Mr Streeting has already promised to increase pay for GPs who ensure patients can see the doctor of their choice, insisting the move would be cost neutral, with less funding for those who retain a “like it or lump it” approach.
“We need to bring back the family doctor,” he says.
If this brings to mind a rose-tinted vision of days of yore, the shadow health secretary says his case is also rooted in rather more hardheaded economic grounds.
“At the moment the situation is the worst of all worlds,” he says, highlighting research by the King’s Fund comparing the relative costs of GP and A&E usage.
“We are talking £40 for a GP appointment versus more than £400 for an A&E attendance” he adds, saying the NHS is too often throwing “good money after bad service”.
International league tables show that Australia’s health services outperform those of the UK on a wealth of measures: life expectancy, mortality from cancer, heart attacks and strokes among them.
Much of this comes down to diagnostics: Australia has four times as many CT, MRI and PET scanners relative to its population, along with more doctors, nurses and hospital beds.

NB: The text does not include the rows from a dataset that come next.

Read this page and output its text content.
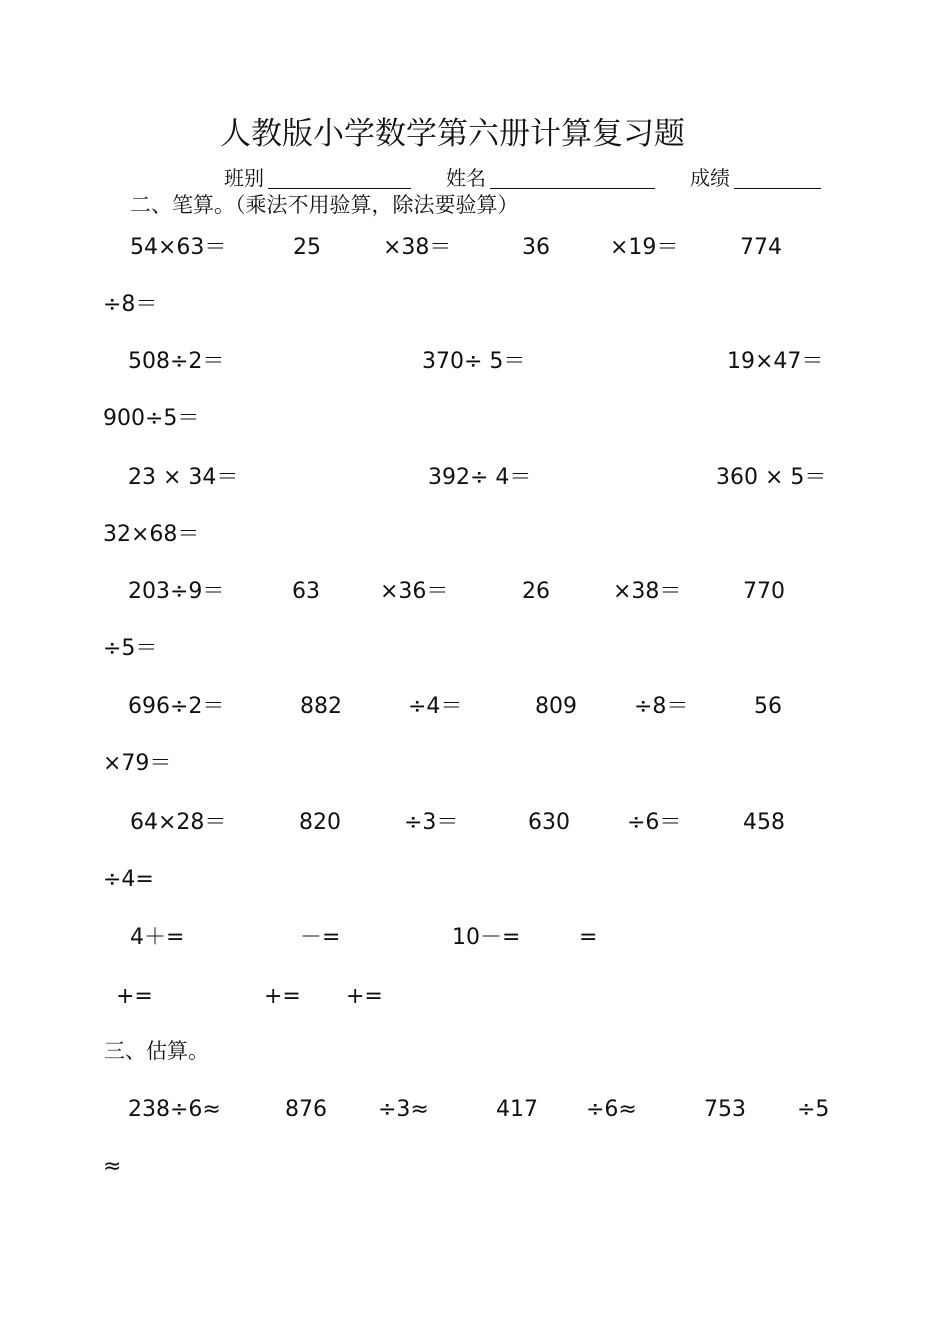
人教版小学数学第六册计算复习题
班别	姓名	成绩
二、笔算。（乘法不用验算，除法要验算）
54×63＝	25	×38＝	36	×19＝	774
÷8＝
508÷2＝	370÷ 5＝	19×47＝
900÷5＝
23 × 34＝	392÷ 4＝	360 × 5＝
32×68＝
203÷9＝	63	×36＝	26	×38＝	770
÷5＝
696÷2＝	882	÷4＝	809	÷8＝	56
×79＝
64×28＝	820	÷3＝	630	÷6＝	458
÷4=
4＋=	－=	10－=	=
+=	+= +=
三、估算。
238÷6≈	876 ÷3≈	417 ÷6≈	753 ÷5
≈
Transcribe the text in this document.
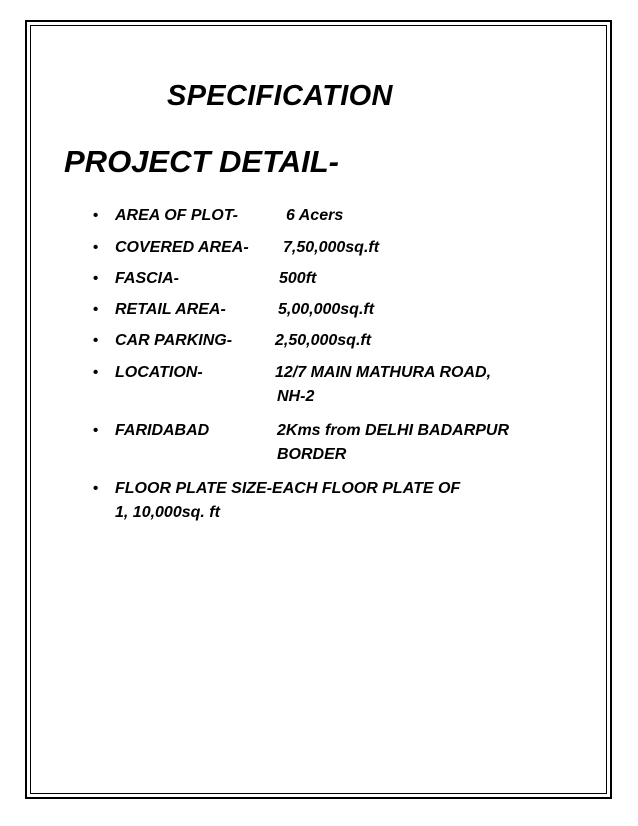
SPECIFICATION
PROJECT DETAIL-
• AREA OF PLOT-	6 Acers
• COVERED AREA- 7,50,000sq.ft
• FASCIA-	500ft
• RETAIL AREA-	5,00,000sq.ft
• CAR PARKING-	2,50,000sq.ft
• LOCATION-	12/7 MAIN MATHURA ROAD,
NH-2
• FARIDABAD	2Kms from DELHI BADARPUR
BORDER
• FLOOR PLATE SIZE-EACH FLOOR PLATE OF
1, 10,000sq. ft
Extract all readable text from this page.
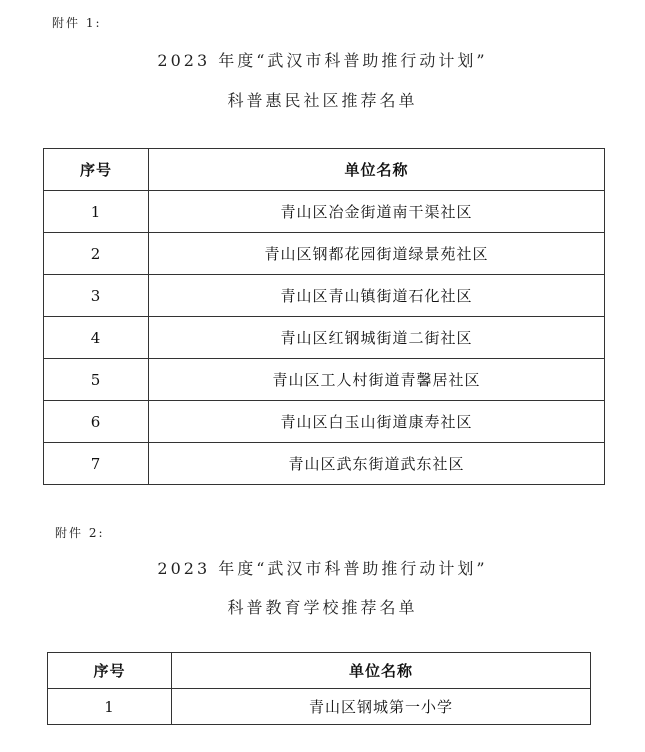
附件 1:
2023 年度“武汉市科普助推行动计划”
科普惠民社区推荐名单
序号	单位名称
1	青山区冶金街道南干渠社区
2	青山区钢都花园街道绿景苑社区
3	青山区青山镇街道石化社区
4	青山区红钢城街道二街社区
5	青山区工人村街道青馨居社区
6	青山区白玉山街道康寿社区
7	青山区武东街道武东社区
附件 2:
2023 年度“武汉市科普助推行动计划”
科普教育学校推荐名单
序号	单位名称
1	青山区钢城第一小学
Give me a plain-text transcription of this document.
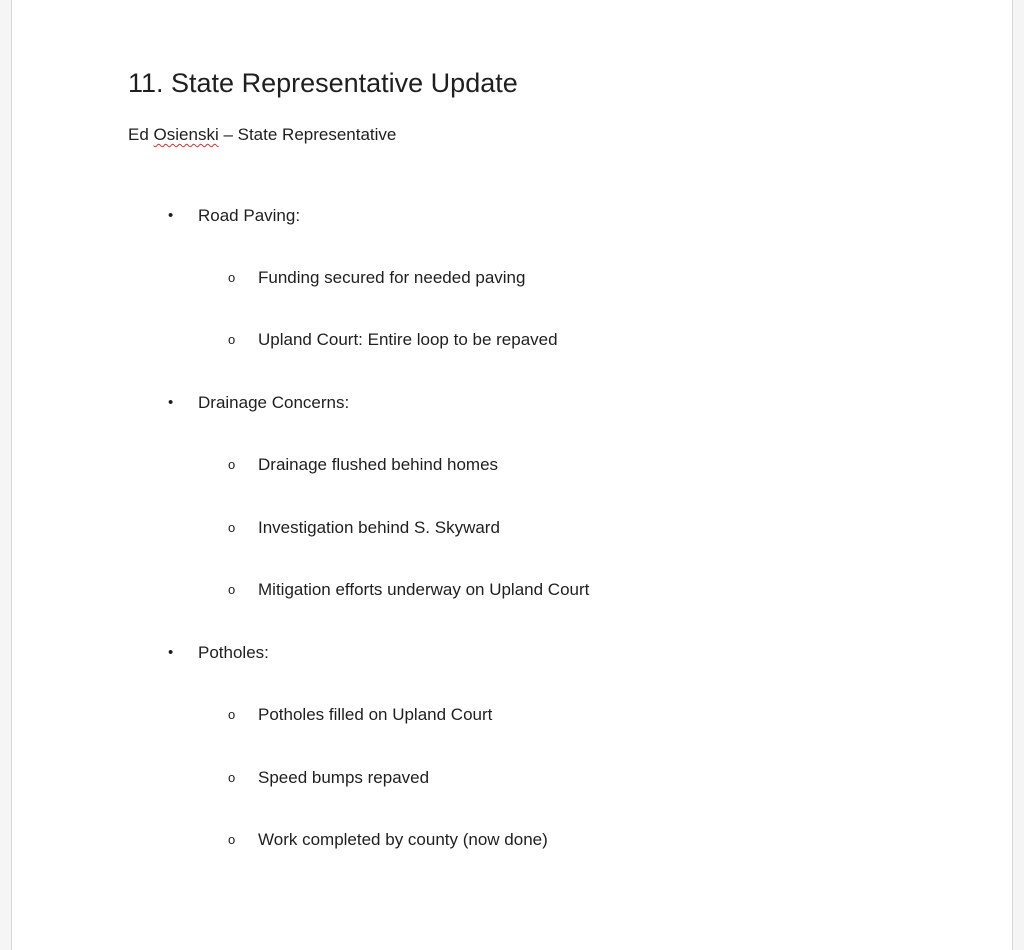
11. State Representative Update
Ed Osienski – State Representative
• Road Paving:
o Funding secured for needed paving
o Upland Court: Entire loop to be repaved
• Drainage Concerns:
o Drainage flushed behind homes
o Investigation behind S. Skyward
o Mitigation efforts underway on Upland Court
• Potholes:
o Potholes filled on Upland Court
o Speed bumps repaved
o Work completed by county (now done)
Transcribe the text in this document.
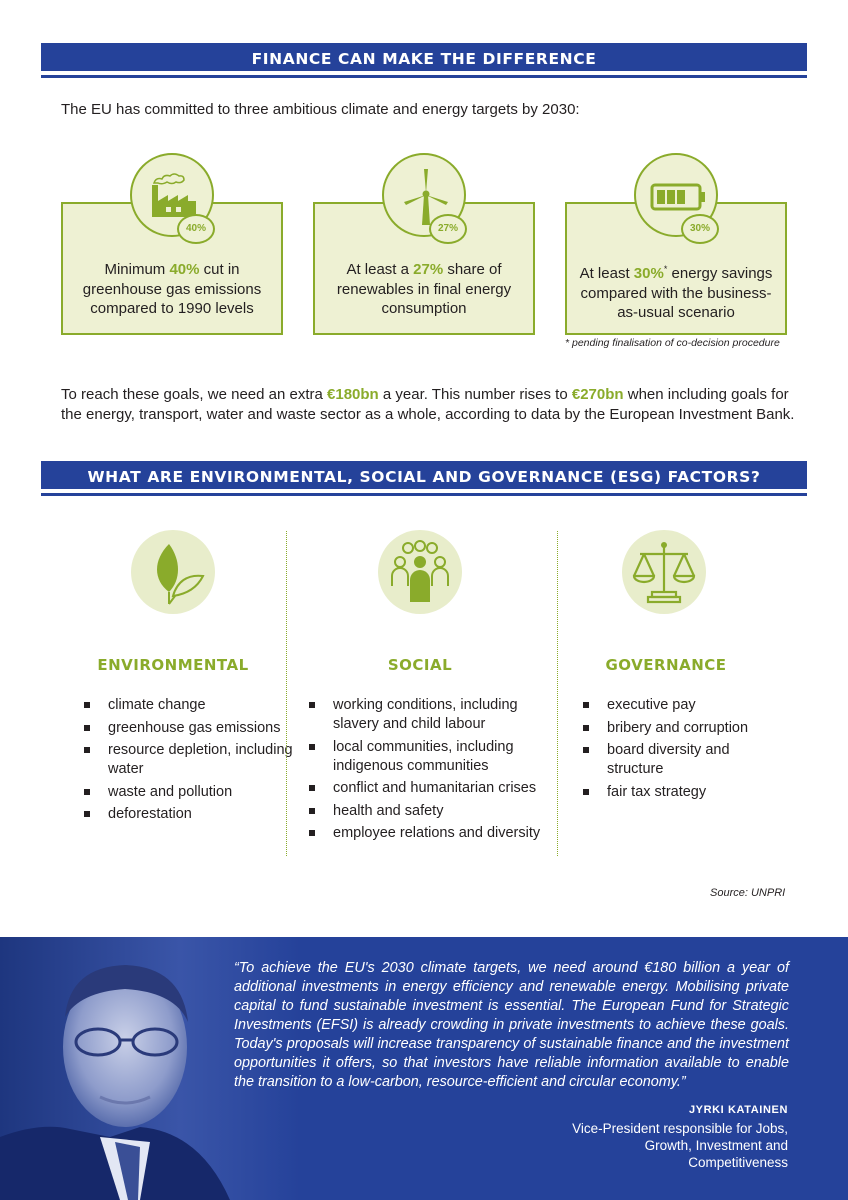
FINANCE CAN MAKE THE DIFFERENCE

The EU has committed to three ambitious climate and energy targets by 2030:

Minimum 40% cut in greenhouse gas emissions compared to 1990 levels

40%

At least a 27% share of renewables in final energy consumption

27%

At least 30%* energy savings compared with the business-as-usual scenario

30%

* pending finalisation of co-decision procedure

To reach these goals, we need an extra €180bn a year. This number rises to €270bn when including goals for the energy, transport, water and waste sector as a whole, according to data by the European Investment Bank.

WHAT ARE ENVIRONMENTAL, SOCIAL AND GOVERNANCE (ESG) FACTORS?
ENVIRONMENTAL
climate change
greenhouse gas emissions
resource depletion, including water
waste and pollution
deforestation
SOCIAL
working conditions, including slavery and child labour
local communities, including indigenous communities
conflict and humanitarian crises
health and safety
employee relations and diversity
GOVERNANCE
executive pay
bribery and corruption
board diversity and structure
fair tax strategy

Source: UNPRI

“To achieve the EU's 2030 climate targets, we need around €180 billion a year of additional investments in energy efficiency and renewable energy. Mobilising private capital to fund sustainable investment is essential. The European Fund for Strategic Investments (EFSI) is already crowding in private investments to achieve these goals. Today's proposals will increase transparency of sustainable finance and the investment opportunities it offers, so that investors have reliable information available to enable the transition to a low-carbon, resource-efficient and circular economy.”

JYRKI KATAINEN
Vice-President responsible for Jobs, Growth, Investment and Competitiveness
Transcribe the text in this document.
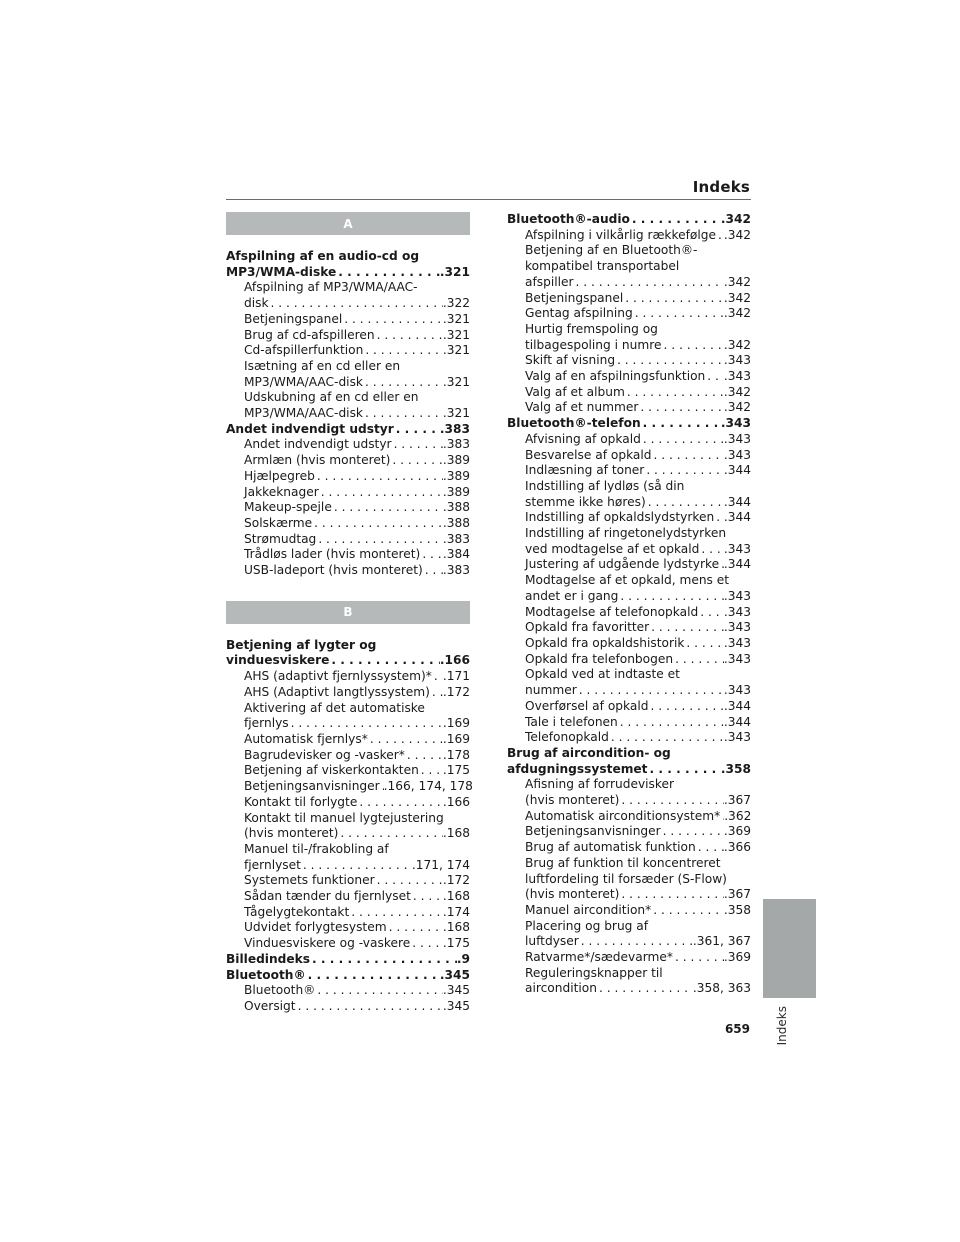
Indeks
A
Afspilning af en audio-cd og
MP3/WMA-diske . . .	.321
Afspilning af MP3/WMA/AAC-
disk . . .	.322
Betjeningspanel . . .	.321
Brug af cd-afspilleren . . .	.321
Cd-afspillerfunktion . . .	.321
Isætning af en cd eller en
MP3/WMA/AAC-disk . . .	.321
Udskubning af en cd eller en
MP3/WMA/AAC-disk . . .	.321
Andet indvendigt udstyr . . .	.383
Andet indvendigt udstyr . . .	.383
Armlæn (hvis monteret) . . .	.389
Hjælpegreb . . .	.389
Jakkeknager . . .	.389
Makeup-spejle . . .	.388
Solskærme . . .	.388
Strømudtag . . .	.383
Trådløs lader (hvis monteret) . . . .384
USB-ladeport (hvis monteret) . . . .383
B
Betjening af lygter og
vinduesviskere . . .	.166
AHS (adaptivt fjernlyssystem)* . . . .171
AHS (Adaptivt langtlyssystem) . . . .172
Aktivering af det automatiske
fjernlys . . .	.169
Automatisk fjernlys* . . .	.169
Bagrudevisker og -vasker* . . .	.178
Betjening af viskerkontakten . . . .175
Betjeningsanvisninger . . . .166, 174, 178
Kontakt til forlygte . . .	.166
Kontakt til manuel lygtejustering
(hvis monteret) . . .	.168
Manuel til-/frakobling af
fjernlyset . . .	.171, 174
Systemets funktioner . . .	.172
Sådan tænder du fjernlyset . . .	.168
Tågelygtekontakt . . .	.174
Udvidet forlygtesystem . . .	.168
Vinduesviskere og -vaskere . . .	.175
Billedindeks . . .	.9
Bluetooth® . . .	.345
Bluetooth® . . .	.345
Oversigt . . .	.345
Bluetooth®-audio . . .	.342
Afspilning i vilkårlig rækkefølge . . . .342
Betjening af en Bluetooth®-
kompatibel transportabel
afspiller . . .	.342
Betjeningspanel . . .	.342
Gentag afspilning . . .	.342
Hurtig fremspoling og
tilbagespoling i numre . . .	.342
Skift af visning . . .	.343
Valg af en afspilningsfunktion . . . .343
Valg af et album . . .	.342
Valg af et nummer . . .	.342
Bluetooth®-telefon . . .	.343
Afvisning af opkald . . .	.343
Besvarelse af opkald . . .	.343
Indlæsning af toner . . .	.344
Indstilling af lydløs (så din
stemme ikke høres) . . .	.344
Indstilling af opkaldslydstyrken . . . .344
Indstilling af ringetonelydstyrken
ved modtagelse af et opkald . . . .343
Justering af udgående lydstyrke . . . .344
Modtagelse af et opkald, mens et
andet er i gang . . .	.343
Modtagelse af telefonopkald . . . .343
Opkald fra favoritter . . .	.343
Opkald fra opkaldshistorik . . .	.343
Opkald fra telefonbogen . . .	.343
Opkald ved at indtaste et
nummer . . .	.343
Overførsel af opkald . . .	.344
Tale i telefonen . . .	.344
Telefonopkald . . .	.343
Brug af aircondition- og
afdugningssystemet . . .	.358
Afisning af forrudevisker
(hvis monteret) . . .	.367
Automatisk airconditionsystem* . . . .362
Betjeningsanvisninger . . .	.369
Brug af automatisk funktion . . . .366
Brug af funktion til koncentreret
luftfordeling til forsæder (S-Flow)
(hvis monteret) . . .	.367
Manuel aircondition* . . .	.358
Placering og brug af
luftdyser . . .	.361, 367
Ratvarme*/sædevarme* . . .	.369
Reguleringsknapper til
aircondition . . .	.358, 363
Indeks
659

Interestingly, it achieves this while spending significantly less on health, at 9.6 per cent of GDP compared with the UK’s 11.3 per cent, according to latest comparative data from the Organisation for Economic Co-operation and Development (OECD).
Getting better outcomes
Mr Streeting says: “In terms of OECD countries, we are lagging behind. And in fact, one of the reasons I’m here in Australia this week is because they are spending less on health care and getting better outcomes.”
Asked about the risks Labour faces in getting its electoral strategy right on health, he has no doubt – and also says such an approach would put the future of the health service in peril.
“The biggest risk to the NHS now is that we retreat to our ‘comfort zone’ and tell ourselves this is just about investment, and isn’t about reform,” he says.
“If we just pour ever-increasing amounts of taxpayer money into a broken system, we will continue to get worse health outcomes than other leading economies. And I genuinely fear for the future sustainability of the NHS in that situation.”
The politician points out that the NHS is already soaking up 44 per cent of government spending.
“I don’t think we can afford to go higher than that as a percentage,” he says, firmly.
“It weighs heavily on my conscience that every extra penny that goes into the NHS is a penny that could have been spent on child poverty reduction, or school standards or crime and policing. It’s also money that could go back into taxpayers’ pockets.”